By 2067, the number will drop by more than half to 17.8 million.
Already, schools and marriage-halls are shutting down over lack of students, and brides and grooms, respectively.
However, bi-hons promote 'live-alone life'
Coming to mi-hons, there are many women who have rejected the tag.
One of the most prominent faces, Baeck Ha-na also runs a YouTube channel 'Solo-darity' along with her co-host Jung Se-young.
The channel, which promotes the 'live-alone life', has over 23,000 subscribers.
Both women argue against the government's plans to boost birth rates by encouraging women to marry as its "abusive" and "frustrating".
Government organizing 'recreational activities and table talks' among singles
Meanwhile, on its part, the government is offering incentives to push people towards marriage and parenthood.
In Sejong, about 30 working single men and women participated in "recreational activities and table talks" in June. A similar event was organized in Gangnam.
In rural areas, the government asked single women to submit applications with their height, weight, employment history, photo, and past marital status.
In 2016, government launched public map population of childbearing women
Further, the government also toyed with generous maternity-leave policies, cash allowances and boxes of beef and baby clothes to families with newborns to promote parenthood.
In December 2016, The New York Times reported, the government also launched a "birth map" using shades of pink to denote which areas had a higher number of women with childbearing age. It shut down within hours following backlash.
'Forced childbearing rooted in perception of women as objects'
Baeck told Bloomberg that "to force a woman into marriage and childbearing represent a deeply ingrained perception of a woman in our society as an object, not an individual."
She said, "Society made me feel like a failure for being in my 30's and not a wife or a mother.
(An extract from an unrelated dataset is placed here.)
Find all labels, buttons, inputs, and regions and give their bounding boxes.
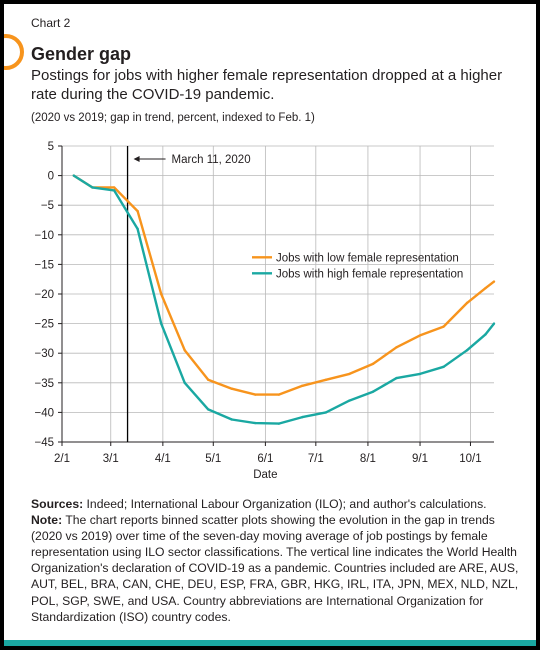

Instead of belonging to someone, I now have a more ambitious future for myself."
'Government's biggest problem: They aren't listening to women'
Baeck is also a member of a women's group called EMIF, or "Elite without Marriage, I am going Forward."
EMIF co-founder, Kang Han-byul, said, "The government's biggest problem is that they aren't listening to the women- the actual subjects that have to bear the children and have to raise the children."
Mostly, women, even working women, are held responsible for chores and mothering.
'Don't want to be used as a baby-making tool'
Kang said, "They try to sell this idea that a family is beautiful, having children is beautiful when there are many unspoken things that actually happen to the woman physically, mentally- which is why these policies will never win us over."
Speaking about how women are treated as second-class citizens, Se-young added, "I don't want to be used as a tool simply for baby-making."